US not bad but justice system broken: Butina talks about ‘terrifying’ solitary confinement, vows to fight for inmates’ rights
In an exclusive interview with RT, Russian gun activist Maria Butina recalled the ordeals of her prison term in the US. While not rubber stamping the country as bad, she argued the justice system is broken.
Describing the conditions she faced during her months-long detention, Butina said that being placed in solitary confinement was “the most terrifying experience” of her life.
It’s very difficult when you have this little cell, very cold, just concrete and iron… Later I learned that by the United Nations, this is considered to be torture. Because it is torture… I still don’t understand why it was necessary. I guess they were trying to break my will.

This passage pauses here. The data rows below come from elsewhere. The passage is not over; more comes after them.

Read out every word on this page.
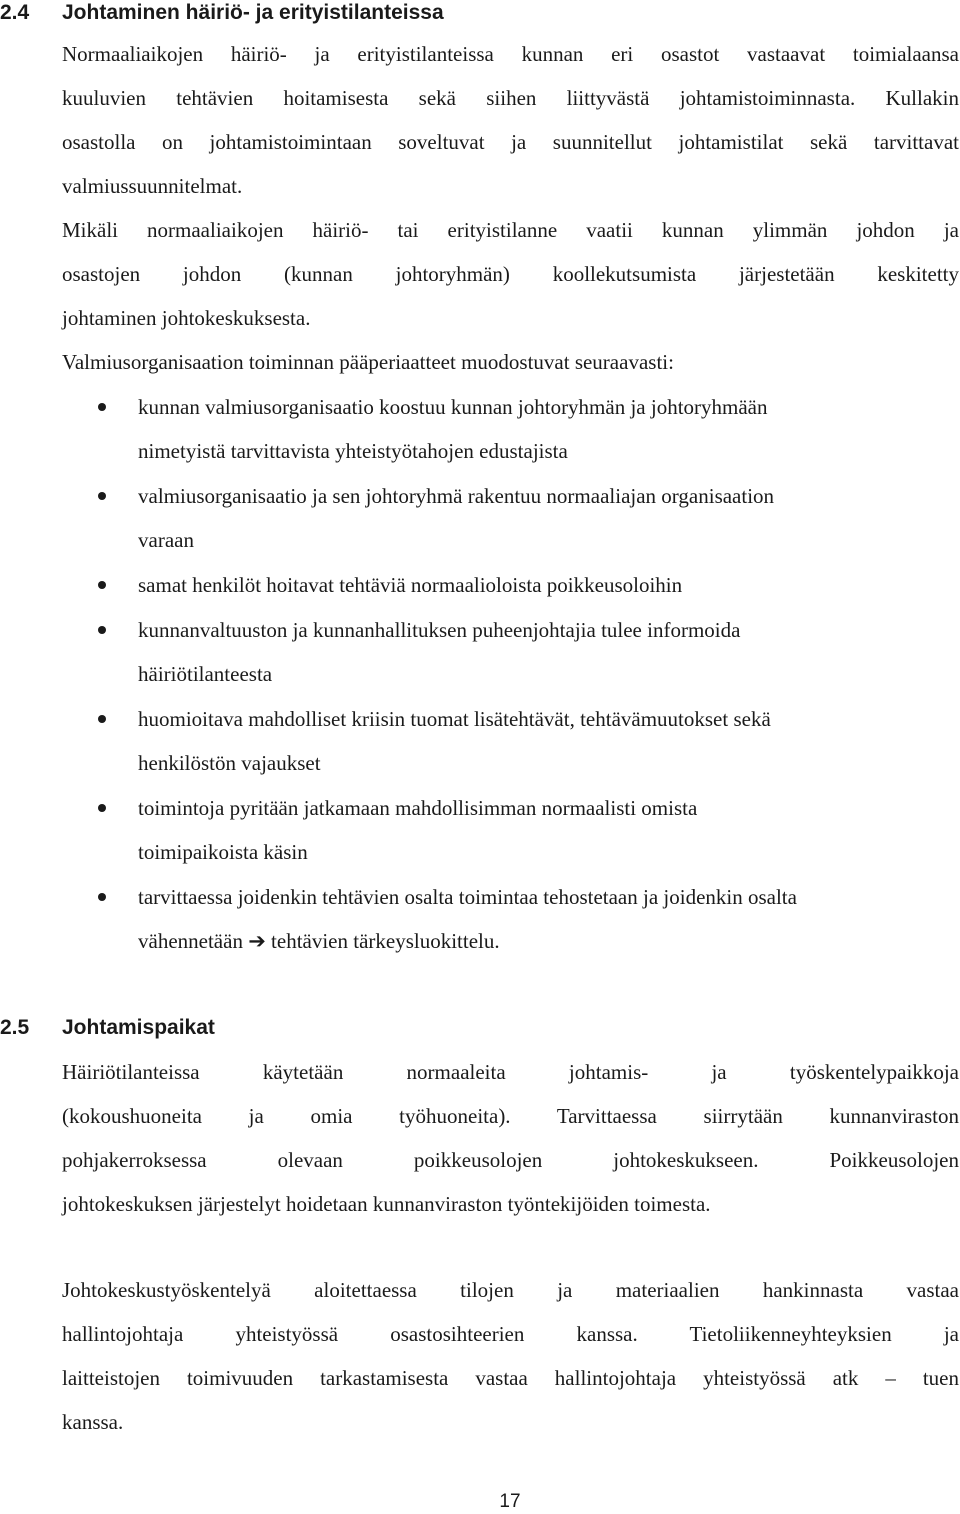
2.4 Johtaminen häiriö- ja erityistilanteissa
Normaaliaikojen häiriö- ja erityistilanteissa kunnan eri osastot vastaavat toimialaansa
kuuluvien tehtävien hoitamisesta sekä siihen liittyvästä johtamistoiminnasta. Kullakin
osastolla on johtamistoimintaan soveltuvat ja suunnitellut johtamistilat sekä tarvittavat
valmiussuunnitelmat.
Mikäli normaaliaikojen häiriö- tai erityistilanne vaatii kunnan ylimmän johdon ja
osastojen johdon (kunnan johtoryhmän) koollekutsumista järjestetään keskitetty
johtaminen johtokeskuksesta.
Valmiusorganisaation toiminnan pääperiaatteet muodostuvat seuraavasti:
kunnan valmiusorganisaatio koostuu kunnan johtoryhmän ja johtoryhmään
nimetyistä tarvittavista yhteistyötahojen edustajista
valmiusorganisaatio ja sen johtoryhmä rakentuu normaaliajan organisaation
varaan
samat henkilöt hoitavat tehtäviä normaalioloista poikkeusoloihin
kunnanvaltuuston ja kunnanhallituksen puheenjohtajia tulee informoida
häiriötilanteesta
huomioitava mahdolliset kriisin tuomat lisätehtävät, tehtävämuutokset sekä
henkilöstön vajaukset
toimintoja pyritään jatkamaan mahdollisimman normaalisti omista
toimipaikoista käsin
tarvittaessa joidenkin tehtävien osalta toimintaa tehostetaan ja joidenkin osalta
vähennetään ➔ tehtävien tärkeysluokittelu.
2.5 Johtamispaikat
Häiriötilanteissa käytetään normaaleita johtamis- ja työskentelypaikkoja
(kokoushuoneita ja omia työhuoneita). Tarvittaessa siirrytään kunnanviraston
pohjakerroksessa olevaan poikkeusolojen johtokeskukseen. Poikkeusolojen
johtokeskuksen järjestelyt hoidetaan kunnanviraston työntekijöiden toimesta.
Johtokeskustyöskentelyä aloitettaessa tilojen ja materiaalien hankinnasta vastaa
hallintojohtaja yhteistyössä osastosihteerien kanssa. Tietoliikenneyhteyksien ja
laitteistojen toimivuuden tarkastamisesta vastaa hallintojohtaja yhteistyössä atk – tuen
kanssa.
17
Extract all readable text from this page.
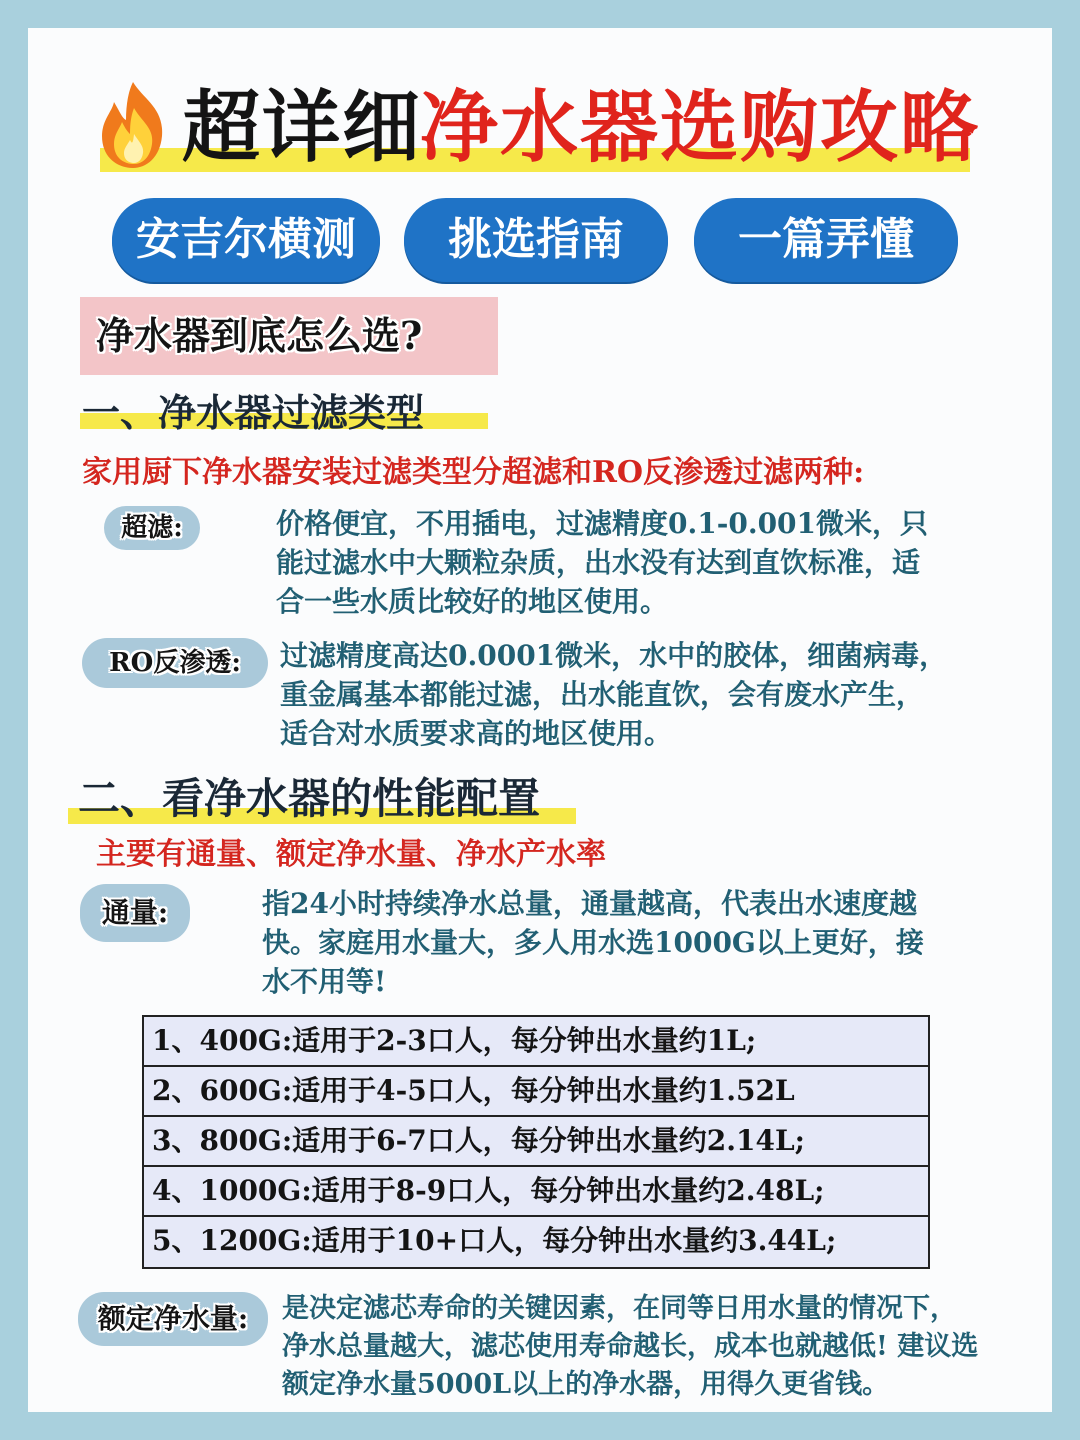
超详细
净水器选购攻略
安吉尔横测	挑选指南	一篇弄懂
净水器到底怎么选?
一、净水器过滤类型
家用厨下净水器安装过滤类型分超滤和RO反渗透过滤两种:
超滤:	价格便宜，不用插电，过滤精度0.1-0.001微米，只
能过滤水中大颗粒杂质，出水没有达到直饮标准，适
合一些水质比较好的地区使用。
RO反渗透:	过滤精度高达0.0001微米，水中的胶体，细菌病毒，
重金属基本都能过滤，出水能直饮，会有废水产生，
适合对水质要求高的地区使用。
二、看净水器的性能配置
主要有通量、额定净水量、净水产水率
通量:	指24小时持续净水总量，通量越高，代表出水速度越
快。家庭用水量大，多人用水选1000G以上更好，接
水不用等!
1、400G:适用于2-3口人，每分钟出水量约1L;
2、600G:适用于4-5口人，每分钟出水量约1.52L
3、800G:适用于6-7口人，每分钟出水量约2.14L;
4、1000G:适用于8-9口人，每分钟出水量约2.48L;
5、1200G:适用于10+口人，每分钟出水量约3.44L;
额定净水量:	是决定滤芯寿命的关键因素，在同等日用水量的情况下，
净水总量越大，滤芯使用寿命越长，成本也就越低! 建议选
额定净水量5000L以上的净水器，用得久更省钱。
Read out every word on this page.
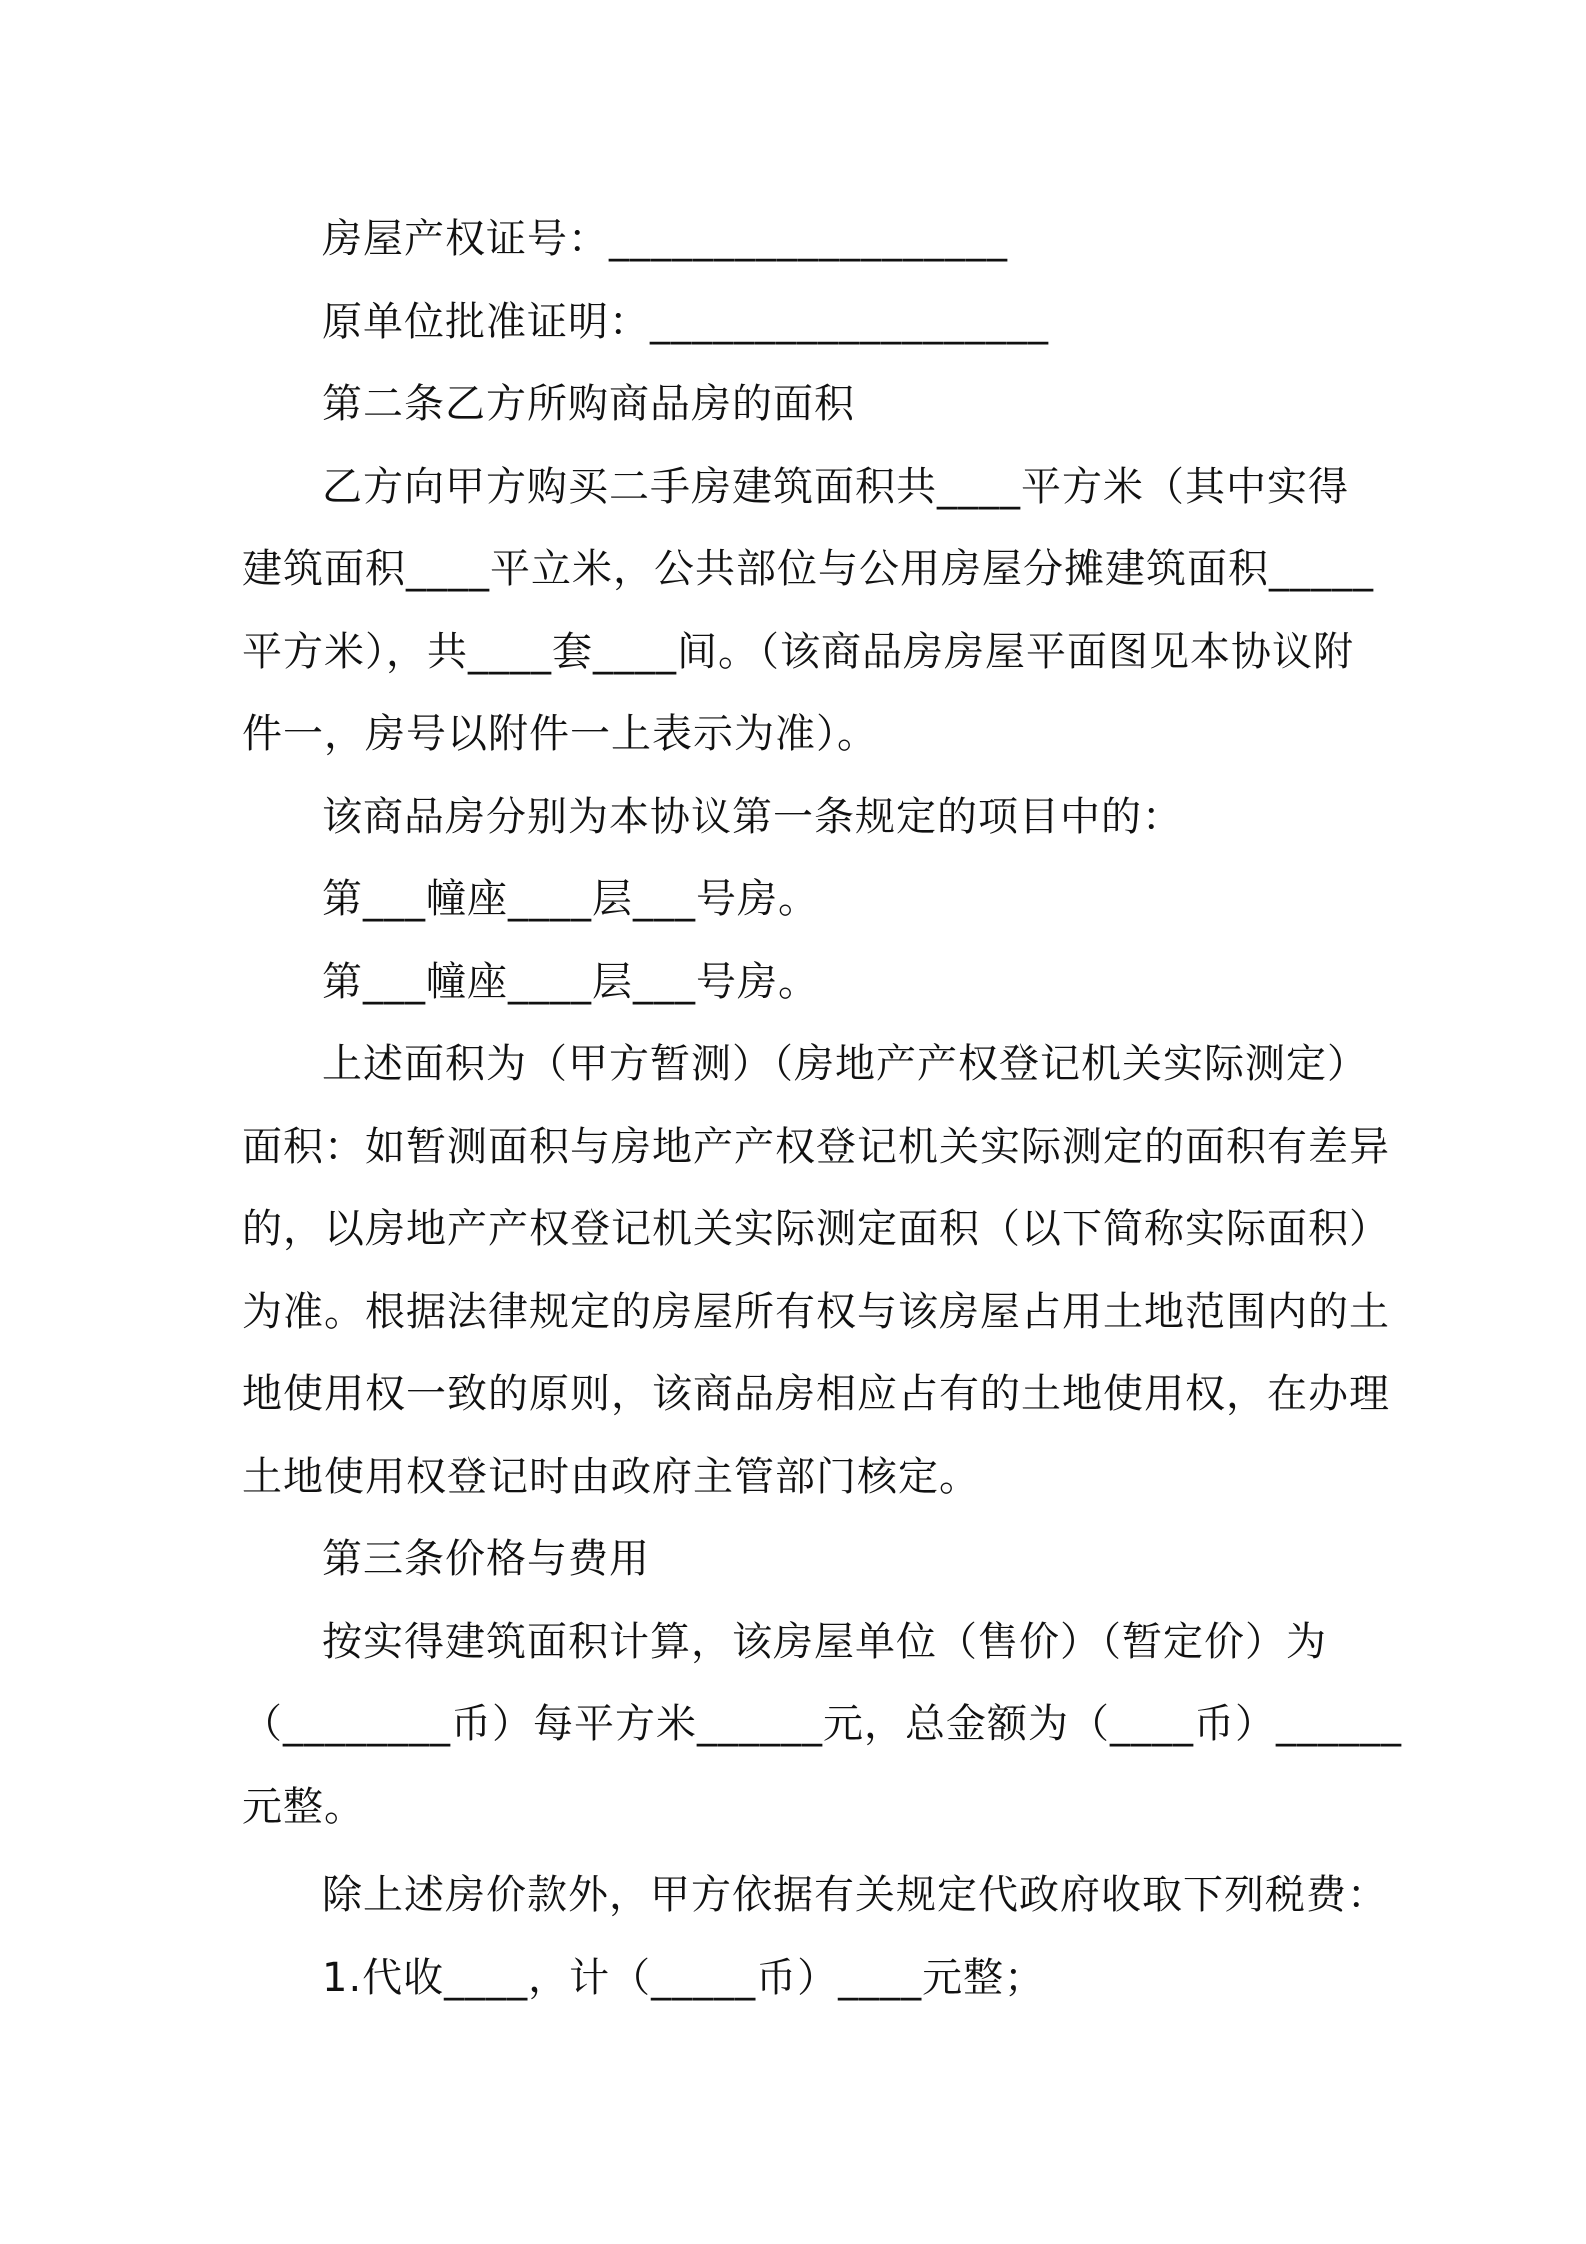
房屋产权证号：___________________
原单位批准证明：___________________
第二条乙方所购商品房的面积
乙方向甲方购买二手房建筑面积共____平方米（其中实得
建筑面积____平立米，公共部位与公用房屋分摊建筑面积_____
平方米），共____套____间。（该商品房房屋平面图见本协议附
件一，房号以附件一上表示为准）。
该商品房分别为本协议第一条规定的项目中的：
第___幢座____层___号房。
第___幢座____层___号房。
上述面积为（甲方暂测）（房地产产权登记机关实际测定）
面积：如暂测面积与房地产产权登记机关实际测定的面积有差异
的，以房地产产权登记机关实际测定面积（以下简称实际面积）
为准。根据法律规定的房屋所有权与该房屋占用土地范围内的土
地使用权一致的原则，该商品房相应占有的土地使用权，在办理
土地使用权登记时由政府主管部门核定。
第三条价格与费用
按实得建筑面积计算，该房屋单位（售价）（暂定价）为
（________币）每平方米______元，总金额为（____币）______
元整。
除上述房价款外，甲方依据有关规定代政府收取下列税费：
1.代收____，计（_____币）____元整；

However, that did not make any sense, Butina explained, sinсe she "didn’t have any secrets."
"I was just a student, believing in peace-building between the two countries."
She talked about how the outpouring of support from Russians helped keep her sane, and that she struggled to find the time to respond to the flood of letters she received.
Despite her harrowing experience, she said that she still believes in improving relations between the US and Russia, and that there are many “wonderful” Americans that she is still close friends with. She was less optimistic about the US justice system, however.
What happened to me definitely shows that America is losing its justice system. It actually has been lost.
Going forward, she told RT that she wants to continue her gun activism, but will also speak out for prisoners in both Russia and the United States.Also on rt.com ‘It was very hard to bear’: Maria Butina recalls how US media smeared her on TV & prison guards gathered to watch it
Now that I have world recognition, I feel obligated, I feel responsible, to fight for those who are humiliated, who are unjustly accused, who are today forgotten, here in Russia and especially there in the United States.
She promised to continue talking about “the conditions of my imprisonment because a country should be measured on how it treats its prisoners.”